Mengoptimalkan gambar bitmap

Penggunaan gambar dapat menimbulkan masalah performa dengan cepat jika Anda tidak berhati-hati. Bahkan grafik kecil dalam format terkompresi seperti JPG atau PNG dapat berubah menjadi bitmap besar saat didekode untuk ditampilkan. Jika tidak efisien dalam menggunakan grafis, Anda dapat mengalami masalah memori yang dapat merusak performa aplikasi Anda dan aplikasi lain di perangkat. Ikuti praktik terbaik berikut untuk memastikan aplikasi Anda berperforma terbaik.

Menggunakan library pemuatan gambar

Anda dapat meningkatkan efisiensi aplikasi dengan menggunakan library pemuatan gambar seperti Coil (untuk project yang mengutamakan Kotlin) atau Glide (untuk project Java). Library ini mengurangi penggunaan memori aplikasi Anda dengan melakukan hal-hal seperti menyimpan cache gambar, menurunkan sampel grafis jika diperlukan, dan mendaur ulang objek grafis.

Mengurangi kualitas gambar

Pastikan untuk menggunakan ukuran gambar yang sesuai dengan kebutuhan Anda.
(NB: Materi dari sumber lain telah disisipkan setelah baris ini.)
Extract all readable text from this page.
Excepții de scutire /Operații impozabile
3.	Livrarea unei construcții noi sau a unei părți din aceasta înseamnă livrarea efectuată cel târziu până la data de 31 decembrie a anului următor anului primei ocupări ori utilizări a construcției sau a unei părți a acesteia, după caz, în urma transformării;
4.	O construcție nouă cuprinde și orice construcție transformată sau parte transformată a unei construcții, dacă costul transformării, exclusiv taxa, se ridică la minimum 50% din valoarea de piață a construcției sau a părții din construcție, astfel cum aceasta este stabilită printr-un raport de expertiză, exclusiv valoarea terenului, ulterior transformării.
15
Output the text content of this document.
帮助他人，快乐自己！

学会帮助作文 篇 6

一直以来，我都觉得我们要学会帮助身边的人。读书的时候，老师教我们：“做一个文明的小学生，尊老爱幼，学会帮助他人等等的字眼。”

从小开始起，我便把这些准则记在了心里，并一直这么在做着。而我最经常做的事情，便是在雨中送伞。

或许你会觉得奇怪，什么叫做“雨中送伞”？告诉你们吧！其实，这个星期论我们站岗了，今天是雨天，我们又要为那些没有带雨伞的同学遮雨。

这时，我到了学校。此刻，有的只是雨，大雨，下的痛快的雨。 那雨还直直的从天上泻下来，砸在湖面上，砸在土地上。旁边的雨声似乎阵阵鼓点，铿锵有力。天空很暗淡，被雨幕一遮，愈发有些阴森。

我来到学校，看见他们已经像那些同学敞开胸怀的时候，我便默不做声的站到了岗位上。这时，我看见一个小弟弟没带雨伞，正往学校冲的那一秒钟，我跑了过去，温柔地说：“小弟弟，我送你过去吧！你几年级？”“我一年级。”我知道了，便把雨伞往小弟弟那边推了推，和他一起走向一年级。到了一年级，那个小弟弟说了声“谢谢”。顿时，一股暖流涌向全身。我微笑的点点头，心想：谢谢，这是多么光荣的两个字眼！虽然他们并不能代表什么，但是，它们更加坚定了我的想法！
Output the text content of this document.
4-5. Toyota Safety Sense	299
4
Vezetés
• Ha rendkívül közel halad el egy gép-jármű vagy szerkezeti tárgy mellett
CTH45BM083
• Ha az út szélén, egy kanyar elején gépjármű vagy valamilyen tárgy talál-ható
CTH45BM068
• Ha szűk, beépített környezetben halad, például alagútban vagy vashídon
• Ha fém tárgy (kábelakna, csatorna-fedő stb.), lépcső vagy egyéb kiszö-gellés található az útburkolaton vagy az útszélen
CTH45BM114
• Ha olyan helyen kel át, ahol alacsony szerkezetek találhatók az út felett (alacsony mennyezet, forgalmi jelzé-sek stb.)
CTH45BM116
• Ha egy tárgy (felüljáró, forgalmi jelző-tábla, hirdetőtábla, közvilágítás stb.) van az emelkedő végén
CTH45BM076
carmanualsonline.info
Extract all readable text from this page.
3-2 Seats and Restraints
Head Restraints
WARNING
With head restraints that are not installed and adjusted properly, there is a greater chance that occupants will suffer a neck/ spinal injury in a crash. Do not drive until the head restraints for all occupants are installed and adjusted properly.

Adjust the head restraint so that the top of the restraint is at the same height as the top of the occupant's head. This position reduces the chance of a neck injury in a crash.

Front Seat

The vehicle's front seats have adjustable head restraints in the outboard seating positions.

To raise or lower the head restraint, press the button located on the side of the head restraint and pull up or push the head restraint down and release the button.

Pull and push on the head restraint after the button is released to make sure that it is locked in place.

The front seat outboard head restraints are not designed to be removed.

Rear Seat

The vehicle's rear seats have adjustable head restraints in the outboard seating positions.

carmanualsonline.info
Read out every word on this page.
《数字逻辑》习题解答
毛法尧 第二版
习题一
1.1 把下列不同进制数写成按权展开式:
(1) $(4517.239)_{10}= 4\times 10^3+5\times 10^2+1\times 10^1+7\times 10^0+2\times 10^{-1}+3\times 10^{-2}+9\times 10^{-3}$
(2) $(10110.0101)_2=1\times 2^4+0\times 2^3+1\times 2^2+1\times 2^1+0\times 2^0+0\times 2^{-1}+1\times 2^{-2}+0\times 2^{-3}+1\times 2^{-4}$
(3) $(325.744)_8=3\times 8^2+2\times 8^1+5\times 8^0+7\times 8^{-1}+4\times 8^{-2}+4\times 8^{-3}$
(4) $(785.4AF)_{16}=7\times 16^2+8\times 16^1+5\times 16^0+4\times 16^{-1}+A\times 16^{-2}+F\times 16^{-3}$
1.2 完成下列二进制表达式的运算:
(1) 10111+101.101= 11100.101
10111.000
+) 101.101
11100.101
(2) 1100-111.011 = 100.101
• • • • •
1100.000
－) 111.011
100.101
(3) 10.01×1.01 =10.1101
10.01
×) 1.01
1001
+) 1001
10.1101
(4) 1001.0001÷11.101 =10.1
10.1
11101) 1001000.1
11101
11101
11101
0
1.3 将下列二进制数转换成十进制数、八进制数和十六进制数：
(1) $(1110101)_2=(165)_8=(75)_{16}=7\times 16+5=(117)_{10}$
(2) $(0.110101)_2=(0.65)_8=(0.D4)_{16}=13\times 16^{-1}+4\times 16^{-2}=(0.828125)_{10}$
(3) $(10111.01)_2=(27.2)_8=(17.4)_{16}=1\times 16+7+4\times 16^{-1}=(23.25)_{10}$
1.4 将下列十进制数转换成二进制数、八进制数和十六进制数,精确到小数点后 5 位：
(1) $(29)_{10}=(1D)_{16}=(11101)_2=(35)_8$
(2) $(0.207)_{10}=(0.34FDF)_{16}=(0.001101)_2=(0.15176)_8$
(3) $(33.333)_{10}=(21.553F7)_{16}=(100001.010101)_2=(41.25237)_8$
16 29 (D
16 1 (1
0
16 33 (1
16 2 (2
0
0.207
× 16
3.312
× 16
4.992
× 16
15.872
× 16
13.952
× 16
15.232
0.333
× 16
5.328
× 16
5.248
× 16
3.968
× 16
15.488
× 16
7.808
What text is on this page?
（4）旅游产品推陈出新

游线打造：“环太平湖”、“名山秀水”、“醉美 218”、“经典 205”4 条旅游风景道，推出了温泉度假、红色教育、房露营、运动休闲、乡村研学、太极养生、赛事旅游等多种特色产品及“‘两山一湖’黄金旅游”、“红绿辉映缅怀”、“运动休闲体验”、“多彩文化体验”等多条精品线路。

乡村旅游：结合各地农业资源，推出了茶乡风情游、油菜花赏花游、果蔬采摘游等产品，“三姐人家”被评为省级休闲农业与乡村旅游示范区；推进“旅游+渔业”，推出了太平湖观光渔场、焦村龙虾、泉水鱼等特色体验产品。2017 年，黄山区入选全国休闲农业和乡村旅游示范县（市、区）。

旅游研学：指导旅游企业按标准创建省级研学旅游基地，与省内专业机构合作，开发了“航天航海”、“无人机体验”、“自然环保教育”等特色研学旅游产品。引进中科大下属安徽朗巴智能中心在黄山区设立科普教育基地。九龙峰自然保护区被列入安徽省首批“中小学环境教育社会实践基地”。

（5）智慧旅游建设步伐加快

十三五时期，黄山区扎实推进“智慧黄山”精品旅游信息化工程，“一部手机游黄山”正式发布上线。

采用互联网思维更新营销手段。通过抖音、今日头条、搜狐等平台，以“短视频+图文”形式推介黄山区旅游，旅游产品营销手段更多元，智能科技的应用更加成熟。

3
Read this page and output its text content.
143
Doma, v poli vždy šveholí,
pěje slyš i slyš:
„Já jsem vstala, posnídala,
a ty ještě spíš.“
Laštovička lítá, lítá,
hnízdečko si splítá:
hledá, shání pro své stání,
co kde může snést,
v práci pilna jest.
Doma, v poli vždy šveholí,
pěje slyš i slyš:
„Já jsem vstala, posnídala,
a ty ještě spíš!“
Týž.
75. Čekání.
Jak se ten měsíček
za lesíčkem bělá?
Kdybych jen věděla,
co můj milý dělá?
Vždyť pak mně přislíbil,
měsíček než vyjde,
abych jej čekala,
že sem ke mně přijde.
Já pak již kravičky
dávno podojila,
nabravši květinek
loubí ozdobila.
Anda harus menghindari memuat gambar beresolusi tinggi yang besar ke dalam penampung kecil (seperti thumbnail). Sebagai gantinya, gunakan downsampling untuk memperkecil skala gambar sebelum mendekodenya ke dalam memori.

Pengecilan sampel sisi klien

Library pemuatan gambar seperti Coil dan Glide menangani penurunan sampel untuk Anda secara otomatis. Anda dapat mengonfigurasi strategi pengurangan sampelnya menggunakan ImageLoader (untuk Coil) atau DownsampleStrategy (untuk Glide). Jika mengelola bitmap secara manual, Anda dapat menggunakan inSampleSize untuk mendekode versi yang lebih kecil. Untuk melakukannya dengan aman, Anda harus menetapkan inJustDecodeBounds ke true terlebih dahulu untuk membaca dimensi gambar tanpa mengalokasikan memori, menghitung ukuran sampel, menetapkan inSampleSize ke nilai tersebut, menetapkan inJustDecodeBounds ke false, lalu mendekode gambar.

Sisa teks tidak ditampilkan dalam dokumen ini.